For many typical remodeling projects, homeowners hire a contractor to remove the old and bring in the new. But at a time when supply challenges surround certain building products, what if some of the materials used in new-home builds or remodeling projects weren’t brand new?
In the past couple of decades, people have come to see how disposable society can be and many have started to favor reusing items because it’s environmentally conscious, is more affordable, and can offer different design styles. Companies like Craigslist, Goodwill, Facebook Marketplace, and local consignment shops are examples of where to buy used household items, such as furniture, appliances, or decor, but Baltimore-based nonprofit Second Chance takes the concept further by salvaging unwanted building materials from single-family homes.
Founded in 2001, Second Chance is a 501(c)(3) nonprofit that “provides people, materials, and the environment with a second chance.” The social enterprise deconstructs old buildings and homes, salvages usable materials and additional donated items, and uses the revenue generated to provide job training and workforce development for people with various employment obstacles in the Baltimore region.
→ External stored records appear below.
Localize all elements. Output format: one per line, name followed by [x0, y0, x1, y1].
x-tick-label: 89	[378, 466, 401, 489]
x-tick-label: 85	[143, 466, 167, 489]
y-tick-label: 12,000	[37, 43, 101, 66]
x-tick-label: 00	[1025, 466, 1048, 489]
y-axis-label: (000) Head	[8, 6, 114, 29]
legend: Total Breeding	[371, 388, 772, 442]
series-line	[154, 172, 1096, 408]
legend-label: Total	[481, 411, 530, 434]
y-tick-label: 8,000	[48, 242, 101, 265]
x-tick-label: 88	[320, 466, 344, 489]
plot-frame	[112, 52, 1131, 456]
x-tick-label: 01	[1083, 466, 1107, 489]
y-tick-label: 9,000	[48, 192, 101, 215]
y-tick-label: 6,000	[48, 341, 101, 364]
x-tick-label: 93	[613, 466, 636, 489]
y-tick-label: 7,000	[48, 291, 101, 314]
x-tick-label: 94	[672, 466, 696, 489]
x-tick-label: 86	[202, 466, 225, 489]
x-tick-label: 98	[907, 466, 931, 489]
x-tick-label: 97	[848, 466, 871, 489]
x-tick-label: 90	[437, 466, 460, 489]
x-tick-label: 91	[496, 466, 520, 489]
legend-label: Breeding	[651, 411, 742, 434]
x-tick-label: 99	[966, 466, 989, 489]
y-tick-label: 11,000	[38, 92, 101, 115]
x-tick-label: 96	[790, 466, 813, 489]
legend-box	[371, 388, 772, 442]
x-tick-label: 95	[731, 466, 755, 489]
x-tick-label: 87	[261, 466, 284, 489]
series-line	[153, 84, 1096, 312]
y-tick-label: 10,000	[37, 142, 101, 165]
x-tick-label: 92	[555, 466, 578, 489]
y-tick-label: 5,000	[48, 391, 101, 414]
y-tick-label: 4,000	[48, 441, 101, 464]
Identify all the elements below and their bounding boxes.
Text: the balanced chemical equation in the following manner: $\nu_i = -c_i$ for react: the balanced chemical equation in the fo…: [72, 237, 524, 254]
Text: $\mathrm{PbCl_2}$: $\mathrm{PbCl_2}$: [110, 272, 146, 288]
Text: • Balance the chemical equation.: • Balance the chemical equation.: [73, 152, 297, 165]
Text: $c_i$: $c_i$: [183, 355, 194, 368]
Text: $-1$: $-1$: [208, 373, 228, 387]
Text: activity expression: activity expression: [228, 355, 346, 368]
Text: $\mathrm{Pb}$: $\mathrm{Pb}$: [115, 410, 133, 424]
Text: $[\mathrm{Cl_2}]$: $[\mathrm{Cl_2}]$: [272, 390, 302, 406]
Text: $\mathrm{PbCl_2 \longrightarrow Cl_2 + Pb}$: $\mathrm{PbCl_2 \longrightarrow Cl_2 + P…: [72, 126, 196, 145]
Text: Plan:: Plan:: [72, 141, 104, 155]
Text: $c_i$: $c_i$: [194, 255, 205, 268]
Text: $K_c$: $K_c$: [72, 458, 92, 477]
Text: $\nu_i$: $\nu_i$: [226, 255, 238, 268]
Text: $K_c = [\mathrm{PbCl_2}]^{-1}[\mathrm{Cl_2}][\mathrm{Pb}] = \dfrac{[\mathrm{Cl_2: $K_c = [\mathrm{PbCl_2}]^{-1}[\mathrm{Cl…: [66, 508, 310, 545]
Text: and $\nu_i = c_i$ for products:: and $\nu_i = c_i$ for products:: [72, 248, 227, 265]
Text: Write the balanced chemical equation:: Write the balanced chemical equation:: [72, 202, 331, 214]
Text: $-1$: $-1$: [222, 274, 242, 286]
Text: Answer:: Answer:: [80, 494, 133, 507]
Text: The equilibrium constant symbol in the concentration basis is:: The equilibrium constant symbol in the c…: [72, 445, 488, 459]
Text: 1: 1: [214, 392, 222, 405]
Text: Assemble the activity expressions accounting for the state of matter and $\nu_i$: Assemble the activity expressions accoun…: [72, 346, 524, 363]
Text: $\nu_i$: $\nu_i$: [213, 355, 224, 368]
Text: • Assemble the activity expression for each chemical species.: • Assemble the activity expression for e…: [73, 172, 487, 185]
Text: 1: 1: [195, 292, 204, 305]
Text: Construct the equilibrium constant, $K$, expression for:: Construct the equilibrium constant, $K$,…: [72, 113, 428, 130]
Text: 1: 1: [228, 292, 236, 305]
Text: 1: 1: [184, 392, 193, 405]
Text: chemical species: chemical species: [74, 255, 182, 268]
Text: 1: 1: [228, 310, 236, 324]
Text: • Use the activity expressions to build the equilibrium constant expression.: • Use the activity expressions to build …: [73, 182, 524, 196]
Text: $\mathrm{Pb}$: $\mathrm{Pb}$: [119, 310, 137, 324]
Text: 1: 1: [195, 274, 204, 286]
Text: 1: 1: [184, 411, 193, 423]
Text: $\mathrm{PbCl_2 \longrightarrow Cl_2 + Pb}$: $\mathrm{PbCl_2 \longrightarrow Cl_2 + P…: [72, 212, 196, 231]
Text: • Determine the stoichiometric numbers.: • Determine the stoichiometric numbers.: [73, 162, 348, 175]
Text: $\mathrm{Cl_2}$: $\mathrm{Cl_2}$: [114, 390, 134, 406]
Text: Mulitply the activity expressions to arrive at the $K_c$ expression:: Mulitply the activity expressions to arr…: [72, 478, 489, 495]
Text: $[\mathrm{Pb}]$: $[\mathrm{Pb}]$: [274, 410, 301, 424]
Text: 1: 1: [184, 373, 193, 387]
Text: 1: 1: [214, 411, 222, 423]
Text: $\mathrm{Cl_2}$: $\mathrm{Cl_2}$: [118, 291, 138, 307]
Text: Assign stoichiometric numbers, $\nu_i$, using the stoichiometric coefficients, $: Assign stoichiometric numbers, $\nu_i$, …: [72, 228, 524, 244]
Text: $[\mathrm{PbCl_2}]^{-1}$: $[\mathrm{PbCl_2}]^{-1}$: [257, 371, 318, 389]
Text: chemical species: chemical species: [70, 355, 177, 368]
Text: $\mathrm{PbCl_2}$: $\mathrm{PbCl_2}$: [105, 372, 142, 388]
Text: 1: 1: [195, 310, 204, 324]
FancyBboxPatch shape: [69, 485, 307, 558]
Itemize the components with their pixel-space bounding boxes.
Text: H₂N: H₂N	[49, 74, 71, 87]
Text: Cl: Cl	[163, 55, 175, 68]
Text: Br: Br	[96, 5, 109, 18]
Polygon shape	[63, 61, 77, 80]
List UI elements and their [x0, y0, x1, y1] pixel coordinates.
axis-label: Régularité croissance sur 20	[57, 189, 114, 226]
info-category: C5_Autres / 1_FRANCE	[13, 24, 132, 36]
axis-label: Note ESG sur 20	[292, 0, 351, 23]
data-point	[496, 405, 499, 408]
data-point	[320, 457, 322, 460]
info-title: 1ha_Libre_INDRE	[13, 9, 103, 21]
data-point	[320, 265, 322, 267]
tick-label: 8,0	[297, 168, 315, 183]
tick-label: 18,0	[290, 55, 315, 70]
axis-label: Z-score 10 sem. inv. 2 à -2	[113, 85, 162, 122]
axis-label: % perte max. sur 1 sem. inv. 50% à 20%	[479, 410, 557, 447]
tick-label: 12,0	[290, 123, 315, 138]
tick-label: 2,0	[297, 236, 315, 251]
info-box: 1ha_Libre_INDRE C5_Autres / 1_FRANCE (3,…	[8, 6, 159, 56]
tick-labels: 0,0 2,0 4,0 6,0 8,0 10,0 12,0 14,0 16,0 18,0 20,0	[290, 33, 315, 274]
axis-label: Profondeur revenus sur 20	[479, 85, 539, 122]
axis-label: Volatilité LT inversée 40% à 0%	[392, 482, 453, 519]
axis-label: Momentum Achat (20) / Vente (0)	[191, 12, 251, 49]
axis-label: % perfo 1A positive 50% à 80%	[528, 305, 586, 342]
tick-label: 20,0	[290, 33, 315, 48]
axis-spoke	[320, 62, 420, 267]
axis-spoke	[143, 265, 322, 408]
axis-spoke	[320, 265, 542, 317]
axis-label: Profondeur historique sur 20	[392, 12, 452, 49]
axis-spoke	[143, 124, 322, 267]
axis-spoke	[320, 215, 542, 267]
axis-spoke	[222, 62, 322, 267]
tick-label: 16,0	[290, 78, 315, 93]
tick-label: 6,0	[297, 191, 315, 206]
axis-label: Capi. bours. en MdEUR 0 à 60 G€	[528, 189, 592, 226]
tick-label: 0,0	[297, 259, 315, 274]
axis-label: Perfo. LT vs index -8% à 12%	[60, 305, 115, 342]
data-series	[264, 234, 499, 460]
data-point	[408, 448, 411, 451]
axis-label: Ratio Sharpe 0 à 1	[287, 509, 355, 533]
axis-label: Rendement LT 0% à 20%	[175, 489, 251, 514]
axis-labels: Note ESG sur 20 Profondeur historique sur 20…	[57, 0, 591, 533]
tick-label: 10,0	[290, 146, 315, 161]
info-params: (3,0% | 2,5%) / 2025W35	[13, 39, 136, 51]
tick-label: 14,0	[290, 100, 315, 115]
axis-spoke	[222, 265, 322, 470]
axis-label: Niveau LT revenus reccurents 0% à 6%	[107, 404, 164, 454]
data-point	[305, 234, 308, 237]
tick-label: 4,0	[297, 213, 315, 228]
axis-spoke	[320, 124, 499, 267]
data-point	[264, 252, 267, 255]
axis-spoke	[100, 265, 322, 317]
Founder and president Mark Foster began with a team of four employees that specialized in deconstruction and has quickly grown to a company that employs 250 people in deconstruction, salvage, retail, operations, transportation, and customer service.
“We started off with architectural salvage and preserving historical elements, ensuring they don’t go away,” says Foster. “Fortunately, over a period of time, it diversified. Now, when you come in to our store, you see the full gamut of things that would be part of building and furnishing a house—that could be artwork, furniture, floors, doors, windows, appliances, pretty much the whole spectrum.”
On average, the organization deconstructs roughly 250 homes—with an average size of 2,500 square feet—each year stretching from Maine to Florida, with many requests from home builders that are clearing away an existing property to make room for a new structure. Second Chance employees also take apart partial projects, including interior guts or remodels, where they will strip everything but leave the framing and foundations. Plus, the organization picks up more than 1,000 donations of materials and furniture from small remodeling projects by professionals and DIYers.
All of the items gathered are displayed in the company’s 250,000-square-foot retail location in downtown Baltimore, which sells the wide selection of donated and reclaimed items to builders, designers, collectors, and the general public.